While the flavour of my finished cherry jam was perfectly luscious and edible by the spoonful, it’s certainly a very runny jam. It doesn’t bother me, but some people like their jams firmly set.

Having said this, even with some added pectin this jam isn’t going to gel into sticky clumps like commercial jams and is always going to be just a little runny.

And don’t forget Lebovitz’s jam adage “the best jam is cooked quickly” so once the sugar goes in, gun it!


Cherry & Vanilla Jam

Anna's combination of various recipes from the internet. Makes around 1 litre (4 cups)

Ingredients:
1kg fresh cherries, pitted
1kg sugar
125ml (½ cup) lemon juice
Zest of one lemon
2 vanilla pods
(50g jamsetta, optional)

Method:
1. Chop ¾ of the cherries into smaller pieces and leave the rest, because as Lebovitz says “Leave some cherries whole so people can see how hard you worked pitting real cherries. If you leave too many whole ones, they’ll tumble off your toast”.
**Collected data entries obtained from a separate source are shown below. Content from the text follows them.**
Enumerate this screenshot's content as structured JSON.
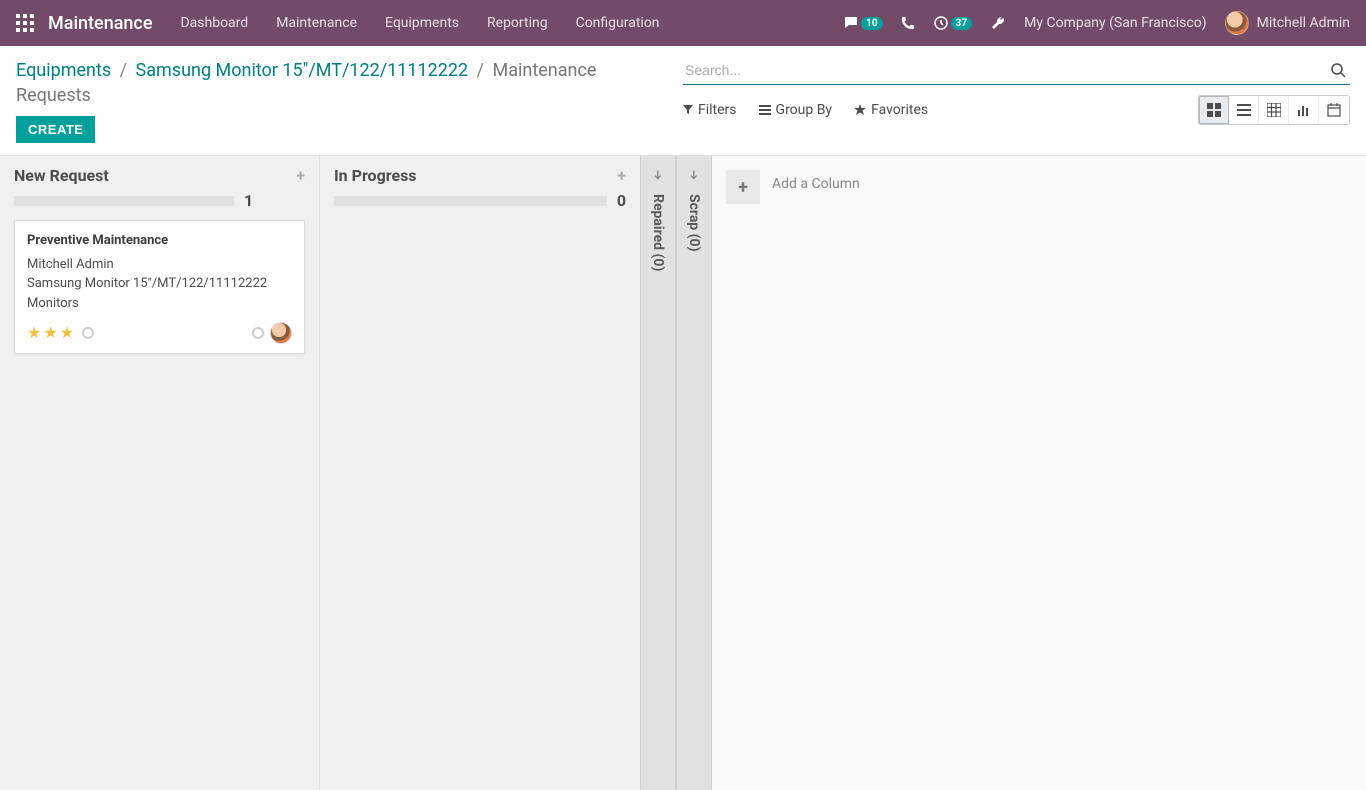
{
  "topbar": {
    "app_title": "Maintenance",
    "menu": [
      "Dashboard",
      "Maintenance",
      "Equipments",
      "Reporting",
      "Configuration"
    ],
    "messages_badge": "10",
    "activities_badge": "37",
    "company": "My Company (San Francisco)",
    "user": "Mitchell Admin"
  },
  "breadcrumb": {
    "root": "Equipments",
    "item": "Samsung Monitor 15\"/MT/122/11112222",
    "current": "Maintenance Requests"
  },
  "buttons": {
    "create": "CREATE"
  },
  "search": {
    "placeholder": "Search...",
    "filters": "Filters",
    "group_by": "Group By",
    "favorites": "Favorites"
  },
  "kanban": {
    "columns": [
      {
        "title": "New Request",
        "count": "1"
      },
      {
        "title": "In Progress",
        "count": "0"
      }
    ],
    "folded": [
      {
        "label": "Repaired (0)"
      },
      {
        "label": "Scrap (0)"
      }
    ],
    "add_column": "Add a Column"
  },
  "card": {
    "title": "Preventive Maintenance",
    "user": "Mitchell Admin",
    "equipment": "Samsung Monitor 15\"/MT/122/11112222",
    "category": "Monitors",
    "stars": 3
  }
}
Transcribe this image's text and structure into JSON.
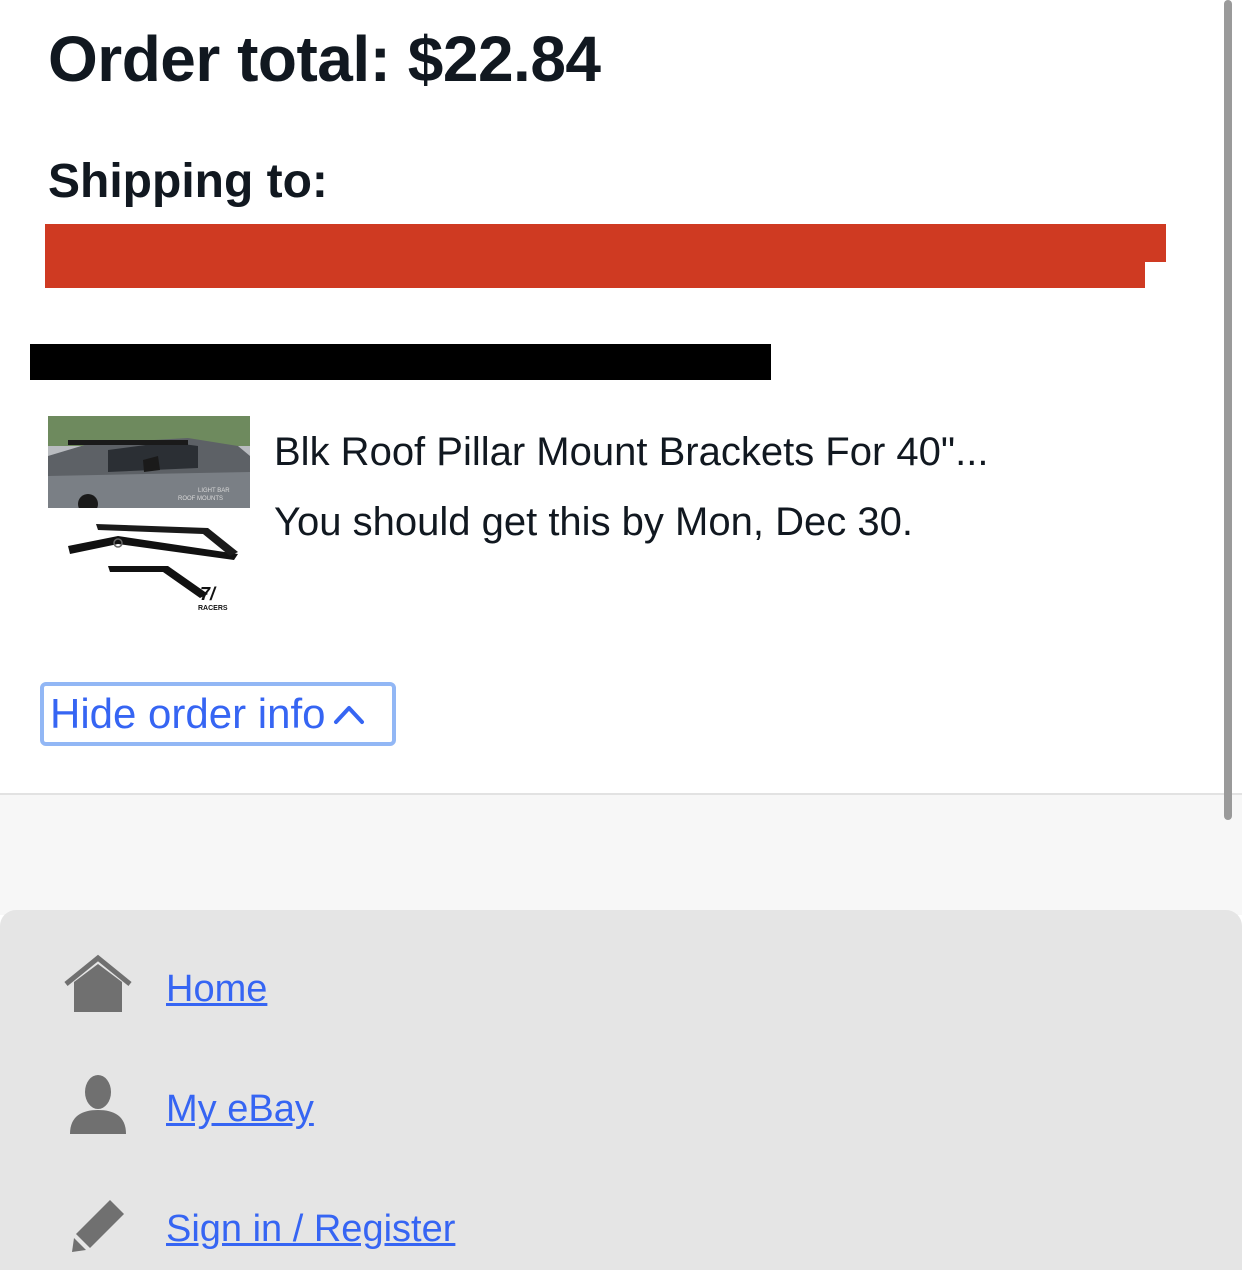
{
  "order": {
    "total_label": "Order total: $22.84",
    "shipping_label": "Shipping to:"
  },
  "item": {
    "title": "Blk Roof Pillar Mount Brackets For 40\"...",
    "delivery": "You should get this by Mon, Dec 30.",
    "thumb_text_1": "LIGHT BAR",
    "thumb_text_2": "ROOF MOUNTS",
    "thumb_brand": "RACERS"
  },
  "toggle": {
    "label": "Hide order info"
  },
  "footer_nav": {
    "items": [
      {
        "label": "Home",
        "icon": "home-icon"
      },
      {
        "label": "My eBay",
        "icon": "user-icon"
      },
      {
        "label": "Sign in / Register",
        "icon": "pencil-icon"
      }
    ]
  },
  "colors": {
    "link": "#3665f3",
    "focus_ring": "#92b7f5",
    "redaction_red": "#cf3a22",
    "footer_bg": "#e5e5e5",
    "icon_gray": "#707070"
  }
}
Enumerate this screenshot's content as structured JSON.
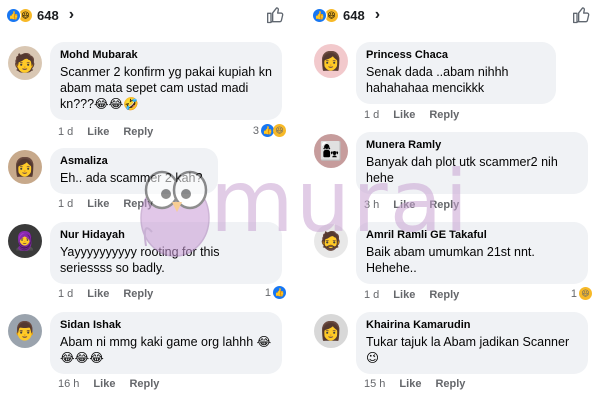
{
  "left_panel": {
    "reaction_count": "648",
    "comments": [
      {
        "name": "Mohd Mubarak",
        "text": "Scanmer 2 konfirm yg pakai kupiah kn abam mata sepet cam ustad madi kn???😂😂🤣",
        "time": "1 d",
        "like": "Like",
        "reply": "Reply",
        "reactions": "3"
      },
      {
        "name": "Asmaliza",
        "text": "Eh.. ada scammer 2 kah?",
        "time": "1 d",
        "like": "Like",
        "reply": "Reply",
        "reactions": ""
      },
      {
        "name": "Nur Hidayah",
        "text": "Yayyyyyyyyyy rooting for this seriessss so badly.",
        "time": "1 d",
        "like": "Like",
        "reply": "Reply",
        "reactions": "1"
      },
      {
        "name": "Sidan Ishak",
        "text": "Abam ni mmg kaki game org lahhh 😂😂😂😂",
        "time": "16 h",
        "like": "Like",
        "reply": "Reply",
        "reactions": ""
      }
    ]
  },
  "right_panel": {
    "reaction_count": "648",
    "comments": [
      {
        "name": "Princess Chaca",
        "text": "Senak dada ..abam nihhh hahahahaa mencikkk",
        "time": "1 d",
        "like": "Like",
        "reply": "Reply",
        "reactions": ""
      },
      {
        "name": "Munera Ramly",
        "text": "Banyak dah plot utk scammer2 nih hehe",
        "time": "3 h",
        "like": "Like",
        "reply": "Reply",
        "reactions": ""
      },
      {
        "name": "Amril Ramli GE Takaful",
        "text": "Baik abam umumkan 21st nnt. Hehehe..",
        "time": "1 d",
        "like": "Like",
        "reply": "Reply",
        "reactions": "1"
      },
      {
        "name": "Khairina Kamarudin",
        "text": "Tukar tajuk la Abam jadikan Scanner 😉",
        "time": "15 h",
        "like": "Like",
        "reply": "Reply",
        "reactions": ""
      }
    ]
  },
  "watermark": {
    "text": "murai"
  },
  "icons": {
    "like": "like-icon",
    "haha": "haha-icon",
    "thumb": "thumbs-up-outline-icon",
    "chevron": "chevron-right-icon"
  },
  "colors": {
    "accent": "#1877f2",
    "bubble": "#f0f2f5",
    "muted": "#65676b",
    "watermark": "#c9a4d3"
  }
}
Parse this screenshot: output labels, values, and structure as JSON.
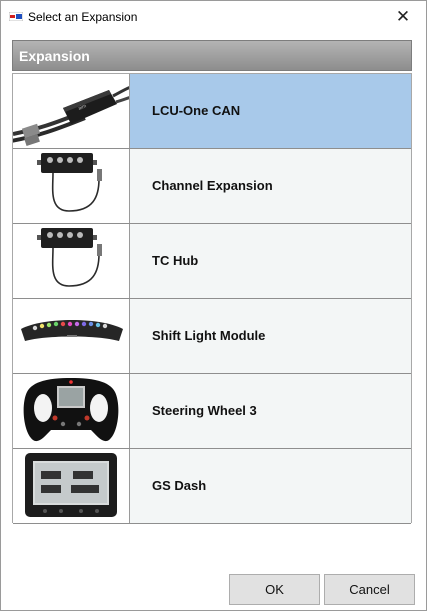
{
  "window": {
    "title": "Select an Expansion",
    "close_glyph": "✕"
  },
  "section": {
    "header": "Expansion"
  },
  "expansions": [
    {
      "label": "LCU-One CAN",
      "icon": "lcu-one-can-icon",
      "selected": true
    },
    {
      "label": "Channel Expansion",
      "icon": "channel-expansion-icon",
      "selected": false
    },
    {
      "label": "TC Hub",
      "icon": "tc-hub-icon",
      "selected": false
    },
    {
      "label": "Shift Light Module",
      "icon": "shift-light-module-icon",
      "selected": false
    },
    {
      "label": "Steering Wheel 3",
      "icon": "steering-wheel-icon",
      "selected": false
    },
    {
      "label": "GS Dash",
      "icon": "gs-dash-icon",
      "selected": false
    }
  ],
  "buttons": {
    "ok": "OK",
    "cancel": "Cancel"
  },
  "colors": {
    "selected_row": "#a8c9ea",
    "row": "#f3f6f6",
    "header": "#9c9c9c"
  }
}
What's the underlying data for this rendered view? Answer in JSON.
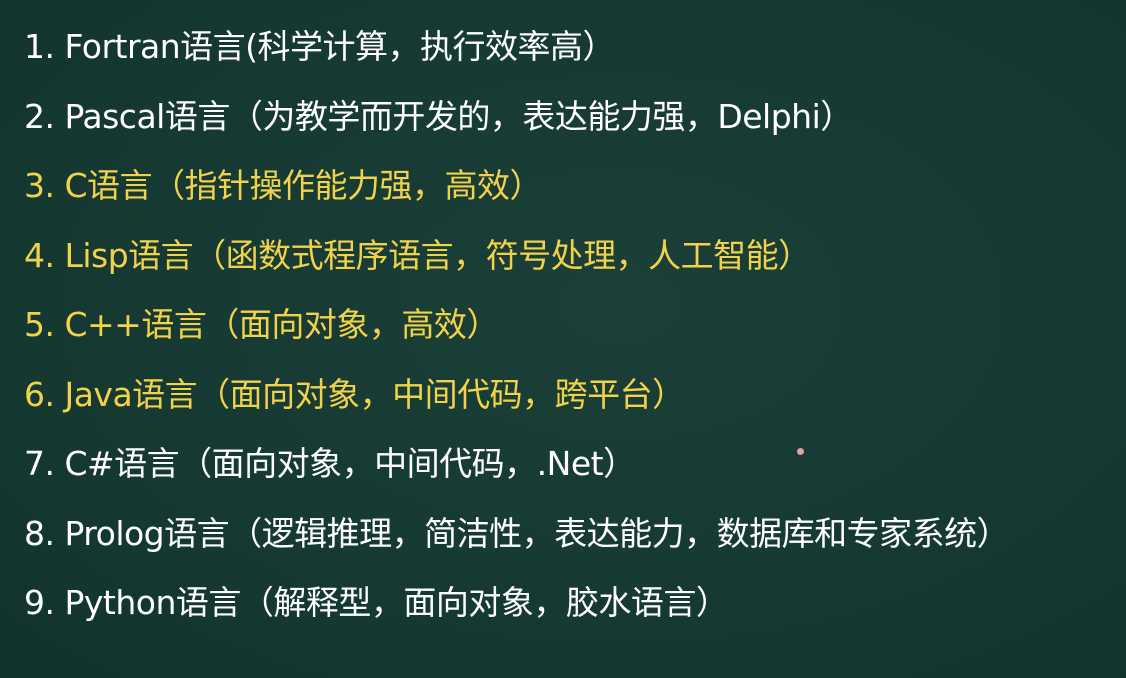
{
  "items": [
    {
      "text": "1. Fortran语言(科学计算，执行效率高）",
      "color": "#ffffff"
    },
    {
      "text": "2. Pascal语言（为教学而开发的，表达能力强，Delphi）",
      "color": "#ffffff"
    },
    {
      "text": "3. C语言（指针操作能力强，高效）",
      "color": "#f2d24a"
    },
    {
      "text": "4. Lisp语言（函数式程序语言，符号处理，人工智能）",
      "color": "#f2d24a"
    },
    {
      "text": "5. C++语言（面向对象，高效）",
      "color": "#f2d24a"
    },
    {
      "text": "6. Java语言（面向对象，中间代码，跨平台）",
      "color": "#f2d24a"
    },
    {
      "text": "7. C#语言（面向对象，中间代码，.Net）",
      "color": "#ffffff"
    },
    {
      "text": "8. Prolog语言（逻辑推理，简洁性，表达能力，数据库和专家系统）",
      "color": "#ffffff"
    },
    {
      "text": "9. Python语言（解释型，面向对象，胶水语言）",
      "color": "#ffffff"
    }
  ],
  "colors": {
    "background": "#163a33",
    "text_white": "#ffffff",
    "text_yellow": "#f2d24a",
    "pointer_dot": "#e7a1a6"
  }
}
2. Quarter vanilla pods by halving once lengthwise and once crosswise.

3. Put cherries into a saucepan with the vanilla pods, lemon zest and lemon juice then cook for around 15 minutes until cherries are completely tender and juicy.

4. Add the sugar and stir until sugar dissolves (around 10 minutes).

5. Increase heat and bring to a boil. Cook for around 5-10 minutes, or until mixture is at setting point.

6. Check to see if jam is ready by dropping a small amount onto a chilled saucer and allow it to set for 30 seconds in the freezer. Run your finger through the mixture. If it wrinkles rather than runs, it has reached its setting point.

7. Remove from the heat and pour into jars, tightly screw on lid and then turn jars upside down to create vacuum seals (takes 30 minutes). Store in a cool, dark place.

Variation: instead of vanilla, Lebovitz recommends kirsch, clear cherry eau-de-vie or a few drops of almond extract to flavour the jam.


Wednesday, 12 January 2011

pickled cherries


Day 3 of Seven Days of Cherries

This couldn’t be a simpler recipe.

Pickled cherries are a fantastic accompaniment to rich game meat like roast goose, as the original recipe suggests.

Geese for eating aren’t very common in Australia and honestly I’ve never seen goose meat at any of the fancy butchers I’ve visited around Sydney, but there’s nothing stopping you serving these pickled beauties with roast duck or pork. Just as tasty and rich and also requiring a little acidity to cut through the fatty goodness.

Honk, honk! The geese will be pleased.

Pickled Cherries

Recipe from Australian Gourmet Traveller Magazine. Serves 6 as a side dish.

Ingredients:
500g cherries
425ml white wine vinegar
12 black peppercorns
350g caster sugar
3 bay leaves

Method:
1. For pickled cherries, place cherries in a sterilised jar and set aside.

2. Combine remaining ingredients in a saucepan, bring to a simmer over medium heat.

3. Cool, strain, pour over cherries, seal and refrigerate for 1-2 days, inverting occasionally.